Contraindicated Interactions: Methotrexate used at doses of 15 mg/week or more: Increased hematological toxicity of methotrexate (decreased renal clearance of methotrexate by anti-inflammatory agents in general and displacement of methotrexate from its plasma protein binding by salicylates) (see Contraindications).
Combinations requiring precautions for use: Methotrexate, used at doses of less than 15 mg/week: Increased hematological toxicity of methotrexate (decreased renal clearance of methotrexate by anti inflammatory agents in general and displacement of methotrexate from its plasma protein binding by salicylates).
NSAIDs: The concurrent (same day) administration of some NSAIDs, such as ibuprofen and naproxen, may attenuate the irreversible platelet inhibition induced by Aspirin. The clinical relevance of these interactions is not known. Treatment with some NSAIDS, such as ibuprofen or naproxen, in patients with increased cardiovascular risk may limit the cardiovascular protection of Aspirin (see Precautions).

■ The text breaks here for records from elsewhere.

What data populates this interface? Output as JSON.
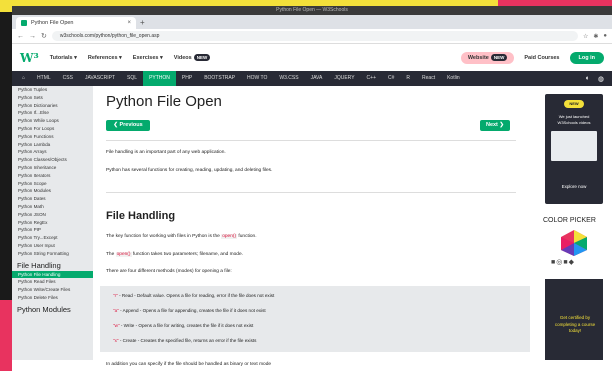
{
  "window": {
    "title": "Python File Open — W3Schools"
  },
  "browser": {
    "tab_title": "Python File Open",
    "tab_close": "×",
    "new_tab": "+",
    "url": "w3schools.com/python/python_file_open.asp"
  },
  "header": {
    "logo": "W³",
    "menus": [
      "Tutorials ▾",
      "References ▾",
      "Exercises ▾"
    ],
    "videos_label": "Videos",
    "videos_badge": "NEW",
    "website_label": "Website",
    "website_badge": "NEW",
    "paid_courses": "Paid Courses",
    "login": "Log in"
  },
  "topnav": {
    "items": [
      "HTML",
      "CSS",
      "JAVASCRIPT",
      "SQL",
      "PYTHON",
      "PHP",
      "BOOTSTRAP",
      "HOW TO",
      "W3.CSS",
      "JAVA",
      "JQUERY",
      "C++",
      "C#",
      "R",
      "React",
      "Kotlin"
    ],
    "active_index": 4
  },
  "sidebar": {
    "items": [
      "Python Tuples",
      "Python Sets",
      "Python Dictionaries",
      "Python If...Else",
      "Python While Loops",
      "Python For Loops",
      "Python Functions",
      "Python Lambda",
      "Python Arrays",
      "Python Classes/Objects",
      "Python Inheritance",
      "Python Iterators",
      "Python Scope",
      "Python Modules",
      "Python Dates",
      "Python Math",
      "Python JSON",
      "Python RegEx",
      "Python PIP",
      "Python Try...Except",
      "Python User Input",
      "Python String Formatting"
    ],
    "section_file": "File Handling",
    "file_items": [
      "Python File Handling",
      "Python Read Files",
      "Python Write/Create Files",
      "Python Delete Files"
    ],
    "active_file_index": 0,
    "section_modules": "Python Modules"
  },
  "main": {
    "title": "Python File Open",
    "prev": "❮ Previous",
    "next": "Next ❯",
    "intro1": "File handling is an important part of any web application.",
    "intro2": "Python has several functions for creating, reading, updating, and deleting files.",
    "h2": "File Handling",
    "key_pre": "The key function for working with files in Python is the",
    "key_code": "open()",
    "key_post": "function.",
    "params_pre": "The",
    "params_code": "open()",
    "params_post": "function takes two parameters; filename, and mode.",
    "modes_intro": "There are four different methods (modes) for opening a file:",
    "modes": [
      {
        "mode": "\"r\"",
        "desc": "- Read - Default value. Opens a file for reading, error if the file does not exist"
      },
      {
        "mode": "\"a\"",
        "desc": "- Append - Opens a file for appending, creates the file if it does not exist"
      },
      {
        "mode": "\"w\"",
        "desc": "- Write - Opens a file for writing, creates the file if it does not exist"
      },
      {
        "mode": "\"x\"",
        "desc": "- Create - Creates the specified file, returns an error if the file exists"
      }
    ],
    "additional": "In addition you can specify if the file should be handled as binary or text mode"
  },
  "right": {
    "ad_badge": "NEW",
    "ad_text": "We just launched W3Schools videos",
    "ad_explore": "Explore now",
    "color_picker": "COLOR PICKER",
    "ad2_text": "Get certified by completing a course today!"
  },
  "colors": {
    "accent": "#04aa6d",
    "nav": "#282a35",
    "yellow": "#f3e03a",
    "pink": "#e8335f"
  }
}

Anticoagulants, thrombolytics/other inhibitors of platelet aggregation/hemostasis: Increased risk of bleeding.
Other non-steroidal anti-inflammatory drugs with salicylates at higher doses: Increased risk of ulcers and gastrointestinal bleeding due to synergistic effect.

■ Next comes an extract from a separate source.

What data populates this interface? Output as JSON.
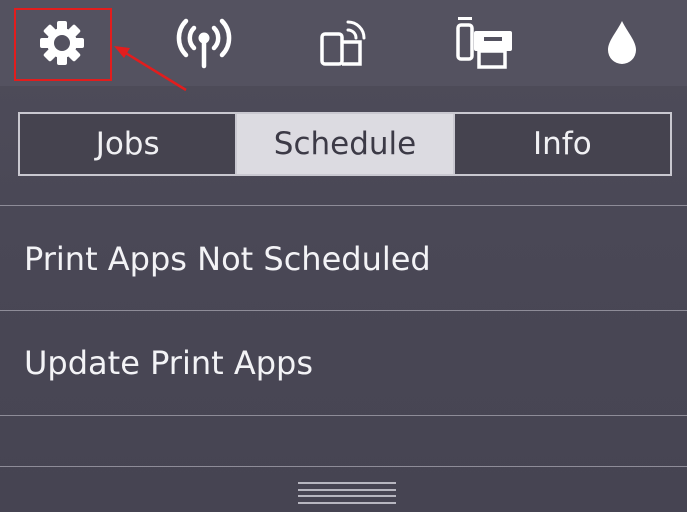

Selective Serotonin Re-uptake Inhibitors (SSRIs): Increased risk of upper gastrointestinal bleeding due to possibly synergistic effect.
Digoxin: Plasma concentrations of digoxin are increased due to a decrease in renal excretion.
Antidiabetics, e.g. insulin, sulphonylureas: Increased hypoglycemic effect by high doses of Aspirin via hypoglycemic action of Aspirin and displacement of sulfonylurea from its plasma protein binding.
Diuretics in combination with Aspirin at higher doses: Decreased glomerular filtration via decreased renal prostaglandin synthesis.
Systemic glucocorticoids, except hydrocortisone used as replacement therapy in Addison's disease: Decreased blood salicylate levels during corticosteroid treatment and risk of salicylate overdose after this treatment is stopped via increased elimination of salicylates by corticosteroids.
Angiotensin converting enzyme inhibitors (ACE) in combination with Aspirin at higher doses: Decreased glomerular filtration via inhibition of vasodilatory prostaglandins. Further-more, decreased antihypertensive effect.
Valproic Acid: Increased toxicity of valproic acid due to displacement from protein binding sites.
Alcohol: Increased damage to gastro-intestinal mucosa and prolonged bleeding time due to additive effects of Aspirin and alcohol.
Uricosurics such as benzbromarone, probenecid: Decreased uricosuric effect (competition of renal tubular uric acid elimination).